The “gummy” family had its regulars. Bears were the most common form of gummy. There were others, like gummy boogers, which made their way into my life in the most magical of ways. And by magical, I mean disgusting. People were terrified, and rightly so, of a food item that looked, felt and even tasted (I bet) like the actual thing. For a child of the 80’s, a hot dog tasted like a hot dog, pizza tasted like pizza, and gummy bears tasted like gummy boogers, because they came from the same gummy plant, probably in a rural outskirt of Omaha. I really have no idea, I just know that the technology to make a food item that counted as both nutritional and fire retardant must come from someplace exotic. That’s right. Omaha, Nebraska.
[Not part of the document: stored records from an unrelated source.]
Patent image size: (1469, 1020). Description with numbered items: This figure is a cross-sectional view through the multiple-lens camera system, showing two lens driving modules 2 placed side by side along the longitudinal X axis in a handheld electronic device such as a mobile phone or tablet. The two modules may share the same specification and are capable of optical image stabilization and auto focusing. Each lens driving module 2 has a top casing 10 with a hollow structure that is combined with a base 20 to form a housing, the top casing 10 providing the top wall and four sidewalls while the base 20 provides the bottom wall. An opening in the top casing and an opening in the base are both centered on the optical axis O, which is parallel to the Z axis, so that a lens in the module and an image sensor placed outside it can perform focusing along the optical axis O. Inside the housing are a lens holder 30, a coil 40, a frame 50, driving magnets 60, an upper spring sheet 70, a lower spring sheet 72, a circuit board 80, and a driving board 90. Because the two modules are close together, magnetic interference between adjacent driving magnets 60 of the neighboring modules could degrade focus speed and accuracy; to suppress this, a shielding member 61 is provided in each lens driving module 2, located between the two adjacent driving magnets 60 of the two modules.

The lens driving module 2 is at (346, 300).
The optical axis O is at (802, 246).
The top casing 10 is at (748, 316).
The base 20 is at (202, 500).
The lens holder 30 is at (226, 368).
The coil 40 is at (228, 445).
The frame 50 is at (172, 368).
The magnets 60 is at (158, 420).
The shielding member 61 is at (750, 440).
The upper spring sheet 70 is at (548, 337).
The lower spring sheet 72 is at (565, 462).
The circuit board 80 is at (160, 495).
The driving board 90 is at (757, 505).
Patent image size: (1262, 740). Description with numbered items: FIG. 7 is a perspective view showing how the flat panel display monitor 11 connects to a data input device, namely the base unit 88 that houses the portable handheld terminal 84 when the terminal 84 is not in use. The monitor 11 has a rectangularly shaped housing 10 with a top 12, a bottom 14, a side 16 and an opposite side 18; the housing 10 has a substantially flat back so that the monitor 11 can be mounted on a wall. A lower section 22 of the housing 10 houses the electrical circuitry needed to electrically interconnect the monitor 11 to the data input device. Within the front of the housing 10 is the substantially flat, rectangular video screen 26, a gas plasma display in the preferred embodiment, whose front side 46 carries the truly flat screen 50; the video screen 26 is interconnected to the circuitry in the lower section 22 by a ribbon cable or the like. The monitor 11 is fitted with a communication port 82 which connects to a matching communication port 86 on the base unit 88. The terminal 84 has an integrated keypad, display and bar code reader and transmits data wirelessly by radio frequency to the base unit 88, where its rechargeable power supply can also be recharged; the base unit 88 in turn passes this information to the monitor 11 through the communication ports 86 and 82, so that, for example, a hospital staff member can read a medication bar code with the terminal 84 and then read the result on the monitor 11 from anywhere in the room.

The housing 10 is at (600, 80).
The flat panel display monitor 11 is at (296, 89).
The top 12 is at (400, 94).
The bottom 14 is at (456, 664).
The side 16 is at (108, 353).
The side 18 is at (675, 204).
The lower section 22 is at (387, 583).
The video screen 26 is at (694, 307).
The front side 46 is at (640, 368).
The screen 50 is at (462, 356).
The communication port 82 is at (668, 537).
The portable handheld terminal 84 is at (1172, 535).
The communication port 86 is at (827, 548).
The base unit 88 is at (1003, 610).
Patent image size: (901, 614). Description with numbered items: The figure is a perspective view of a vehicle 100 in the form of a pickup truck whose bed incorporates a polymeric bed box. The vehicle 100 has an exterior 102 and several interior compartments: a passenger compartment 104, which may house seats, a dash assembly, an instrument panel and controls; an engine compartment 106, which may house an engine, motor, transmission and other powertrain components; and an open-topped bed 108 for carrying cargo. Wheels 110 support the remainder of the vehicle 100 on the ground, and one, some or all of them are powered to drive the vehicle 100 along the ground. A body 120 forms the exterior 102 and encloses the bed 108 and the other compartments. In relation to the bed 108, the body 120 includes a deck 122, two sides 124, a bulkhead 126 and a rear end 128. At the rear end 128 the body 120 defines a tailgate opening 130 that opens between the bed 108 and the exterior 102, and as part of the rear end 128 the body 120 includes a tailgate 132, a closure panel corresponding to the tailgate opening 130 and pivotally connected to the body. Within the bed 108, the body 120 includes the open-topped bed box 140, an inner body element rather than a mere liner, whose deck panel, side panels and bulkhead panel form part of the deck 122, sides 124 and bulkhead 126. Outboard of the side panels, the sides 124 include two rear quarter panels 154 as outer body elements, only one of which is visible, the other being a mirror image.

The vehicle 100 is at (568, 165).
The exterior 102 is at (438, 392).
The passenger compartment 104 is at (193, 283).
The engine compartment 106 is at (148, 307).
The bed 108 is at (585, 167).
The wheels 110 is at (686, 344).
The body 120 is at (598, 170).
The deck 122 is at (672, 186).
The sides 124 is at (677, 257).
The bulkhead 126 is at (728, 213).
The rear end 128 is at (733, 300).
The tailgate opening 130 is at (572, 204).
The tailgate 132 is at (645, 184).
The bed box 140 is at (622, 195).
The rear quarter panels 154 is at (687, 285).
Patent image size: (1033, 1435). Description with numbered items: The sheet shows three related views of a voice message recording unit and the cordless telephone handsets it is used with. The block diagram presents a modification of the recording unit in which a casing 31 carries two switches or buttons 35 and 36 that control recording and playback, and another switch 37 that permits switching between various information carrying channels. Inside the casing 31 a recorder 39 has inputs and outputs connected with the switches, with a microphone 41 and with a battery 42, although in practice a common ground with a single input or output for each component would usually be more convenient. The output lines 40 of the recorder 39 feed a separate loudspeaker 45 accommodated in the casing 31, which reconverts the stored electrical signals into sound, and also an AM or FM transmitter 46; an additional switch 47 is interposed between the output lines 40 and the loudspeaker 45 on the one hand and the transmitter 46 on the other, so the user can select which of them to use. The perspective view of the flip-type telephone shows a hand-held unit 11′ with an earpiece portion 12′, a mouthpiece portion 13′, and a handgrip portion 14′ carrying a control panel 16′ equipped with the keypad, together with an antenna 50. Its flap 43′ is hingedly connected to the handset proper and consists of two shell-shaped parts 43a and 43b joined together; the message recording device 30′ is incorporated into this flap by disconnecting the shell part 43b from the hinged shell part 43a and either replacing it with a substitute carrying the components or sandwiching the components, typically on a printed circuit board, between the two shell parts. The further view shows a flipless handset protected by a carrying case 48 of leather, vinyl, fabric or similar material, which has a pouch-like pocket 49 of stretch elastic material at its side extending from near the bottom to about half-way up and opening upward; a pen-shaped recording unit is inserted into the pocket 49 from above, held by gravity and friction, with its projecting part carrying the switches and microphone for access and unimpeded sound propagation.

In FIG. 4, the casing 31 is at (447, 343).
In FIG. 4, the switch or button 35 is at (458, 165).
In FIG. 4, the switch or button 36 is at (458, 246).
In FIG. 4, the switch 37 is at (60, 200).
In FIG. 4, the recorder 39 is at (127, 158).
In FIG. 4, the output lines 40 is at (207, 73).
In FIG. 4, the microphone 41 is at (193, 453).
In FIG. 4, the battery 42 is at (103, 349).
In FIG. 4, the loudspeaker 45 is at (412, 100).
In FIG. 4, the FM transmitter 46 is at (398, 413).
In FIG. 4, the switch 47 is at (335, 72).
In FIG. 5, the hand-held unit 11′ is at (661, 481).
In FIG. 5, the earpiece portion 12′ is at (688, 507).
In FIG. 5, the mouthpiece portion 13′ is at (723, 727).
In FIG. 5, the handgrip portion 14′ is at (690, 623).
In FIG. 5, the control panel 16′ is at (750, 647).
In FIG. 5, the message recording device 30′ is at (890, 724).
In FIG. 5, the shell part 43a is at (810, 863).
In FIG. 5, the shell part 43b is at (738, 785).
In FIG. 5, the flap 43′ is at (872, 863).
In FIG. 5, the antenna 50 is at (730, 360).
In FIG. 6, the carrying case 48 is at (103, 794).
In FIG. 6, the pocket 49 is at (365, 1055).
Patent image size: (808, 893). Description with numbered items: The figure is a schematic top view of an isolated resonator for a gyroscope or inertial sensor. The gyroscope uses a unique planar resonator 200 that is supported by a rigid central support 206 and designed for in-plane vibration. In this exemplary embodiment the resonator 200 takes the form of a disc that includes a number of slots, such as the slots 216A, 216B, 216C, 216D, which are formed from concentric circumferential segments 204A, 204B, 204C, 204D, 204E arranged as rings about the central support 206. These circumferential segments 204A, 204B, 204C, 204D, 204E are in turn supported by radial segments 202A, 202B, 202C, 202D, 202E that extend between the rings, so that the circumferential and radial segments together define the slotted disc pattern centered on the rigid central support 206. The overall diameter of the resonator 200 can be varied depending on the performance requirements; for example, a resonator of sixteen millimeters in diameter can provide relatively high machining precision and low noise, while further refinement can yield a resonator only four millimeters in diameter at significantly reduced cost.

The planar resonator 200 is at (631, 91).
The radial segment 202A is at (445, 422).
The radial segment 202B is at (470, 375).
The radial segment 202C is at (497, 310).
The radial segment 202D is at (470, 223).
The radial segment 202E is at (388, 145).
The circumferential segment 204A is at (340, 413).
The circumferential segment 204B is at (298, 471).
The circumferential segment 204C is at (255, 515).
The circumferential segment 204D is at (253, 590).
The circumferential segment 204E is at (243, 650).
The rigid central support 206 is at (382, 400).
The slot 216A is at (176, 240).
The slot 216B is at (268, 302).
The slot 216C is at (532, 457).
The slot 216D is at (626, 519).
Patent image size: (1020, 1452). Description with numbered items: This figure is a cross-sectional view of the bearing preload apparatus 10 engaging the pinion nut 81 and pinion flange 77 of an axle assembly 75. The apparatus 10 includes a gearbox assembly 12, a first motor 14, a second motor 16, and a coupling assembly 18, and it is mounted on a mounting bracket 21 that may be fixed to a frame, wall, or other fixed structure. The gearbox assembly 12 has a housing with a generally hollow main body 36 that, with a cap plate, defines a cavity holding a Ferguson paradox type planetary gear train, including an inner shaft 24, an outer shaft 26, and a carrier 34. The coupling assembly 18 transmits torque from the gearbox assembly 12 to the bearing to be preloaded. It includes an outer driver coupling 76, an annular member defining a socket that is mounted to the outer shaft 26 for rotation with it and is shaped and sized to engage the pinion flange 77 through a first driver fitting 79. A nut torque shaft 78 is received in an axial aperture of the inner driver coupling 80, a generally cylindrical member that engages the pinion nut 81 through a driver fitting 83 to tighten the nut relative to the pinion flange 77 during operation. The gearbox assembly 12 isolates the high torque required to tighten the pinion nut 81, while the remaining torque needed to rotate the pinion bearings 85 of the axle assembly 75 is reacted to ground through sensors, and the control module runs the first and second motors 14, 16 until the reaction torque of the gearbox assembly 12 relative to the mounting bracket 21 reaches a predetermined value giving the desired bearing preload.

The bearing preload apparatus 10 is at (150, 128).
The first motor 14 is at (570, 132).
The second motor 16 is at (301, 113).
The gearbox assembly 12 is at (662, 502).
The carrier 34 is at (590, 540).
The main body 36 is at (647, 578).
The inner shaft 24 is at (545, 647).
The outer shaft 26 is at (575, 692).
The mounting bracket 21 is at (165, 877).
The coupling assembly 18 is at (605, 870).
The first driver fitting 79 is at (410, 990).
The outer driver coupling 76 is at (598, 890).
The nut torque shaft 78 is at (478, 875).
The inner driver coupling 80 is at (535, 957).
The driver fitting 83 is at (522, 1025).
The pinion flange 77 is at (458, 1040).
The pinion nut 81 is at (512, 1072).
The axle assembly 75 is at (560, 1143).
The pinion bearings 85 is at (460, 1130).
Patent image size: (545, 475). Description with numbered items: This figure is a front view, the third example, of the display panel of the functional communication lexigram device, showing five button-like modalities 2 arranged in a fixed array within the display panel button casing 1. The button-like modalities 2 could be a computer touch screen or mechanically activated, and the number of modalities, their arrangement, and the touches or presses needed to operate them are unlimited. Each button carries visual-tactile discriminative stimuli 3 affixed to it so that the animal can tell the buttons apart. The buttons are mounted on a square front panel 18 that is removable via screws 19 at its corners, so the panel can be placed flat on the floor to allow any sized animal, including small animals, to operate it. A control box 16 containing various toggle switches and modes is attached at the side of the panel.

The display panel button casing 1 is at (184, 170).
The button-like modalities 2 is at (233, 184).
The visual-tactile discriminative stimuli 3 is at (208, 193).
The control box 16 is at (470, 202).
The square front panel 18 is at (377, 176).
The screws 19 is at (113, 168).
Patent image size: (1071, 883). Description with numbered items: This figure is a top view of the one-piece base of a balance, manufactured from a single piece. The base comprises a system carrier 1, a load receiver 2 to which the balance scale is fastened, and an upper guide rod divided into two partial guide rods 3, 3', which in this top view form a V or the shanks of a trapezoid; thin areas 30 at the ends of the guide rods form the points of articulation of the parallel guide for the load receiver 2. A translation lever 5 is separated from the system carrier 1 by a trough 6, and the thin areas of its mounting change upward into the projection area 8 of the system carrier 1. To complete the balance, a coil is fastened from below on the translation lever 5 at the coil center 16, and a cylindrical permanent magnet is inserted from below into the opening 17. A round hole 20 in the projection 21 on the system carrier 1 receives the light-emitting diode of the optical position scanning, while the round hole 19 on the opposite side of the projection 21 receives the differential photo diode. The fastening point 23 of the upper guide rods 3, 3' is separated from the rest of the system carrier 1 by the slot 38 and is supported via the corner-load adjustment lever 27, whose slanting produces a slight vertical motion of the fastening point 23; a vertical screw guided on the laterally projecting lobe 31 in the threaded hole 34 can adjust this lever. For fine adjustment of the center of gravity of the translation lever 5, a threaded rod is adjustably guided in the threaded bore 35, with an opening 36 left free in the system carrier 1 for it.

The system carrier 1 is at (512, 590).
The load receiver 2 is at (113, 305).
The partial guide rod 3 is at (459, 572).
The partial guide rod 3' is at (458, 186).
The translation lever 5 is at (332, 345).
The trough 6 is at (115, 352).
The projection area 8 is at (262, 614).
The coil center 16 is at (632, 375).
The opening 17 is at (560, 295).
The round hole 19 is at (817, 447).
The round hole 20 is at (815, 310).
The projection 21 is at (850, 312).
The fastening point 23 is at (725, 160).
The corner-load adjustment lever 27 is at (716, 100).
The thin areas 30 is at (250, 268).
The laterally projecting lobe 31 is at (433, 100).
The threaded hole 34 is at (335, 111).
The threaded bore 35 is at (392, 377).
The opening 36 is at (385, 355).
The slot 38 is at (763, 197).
As a child of the 80’s, we saw the strange matrimony of cartoons and food. Hi-C, the delightful juice-in-a-box with bonus straw went from having flavors like “Really Boring Orange” to “ECTO COOLER”, complete with a picture of Slimer from “The Real Ghostbusters” right on the box. Like gummy boogers, parents found the idea of consuming Slimer’s orange leavings absolutely revolting, which is part of the reason that we liked it so very much. Food was a great way to be dual-conformists, in that we were gaining nutrition as our parents requested, yet the format was downright offensive to grownups. Looking back, it was just orange drink that was heavily marketed to my demographic by a cartoon ghost that looked remarkably like a gummy booger. As a consumer, I was doing the best I could for an 8 year old. At the time, I was 100% sure that this Hi-C tasted different than regular orange drink, and by partaking of ECTO COOLER, I was somehow associating myself with the Ghostbusters, drinking what the guys drank as they hung out in their renovated firehouse. To my knowledge, there is no such thing as gummy Slimers, but if there were, I would go that route, too. I wouldn’t of cared what part of the animal the gummy material came from, because as a child of the 80’s, there was no end to my devotion to two-dimensional characters and the food they heartily endorsed.
So far, I’m liking it. Who’s gonna play you in the movie?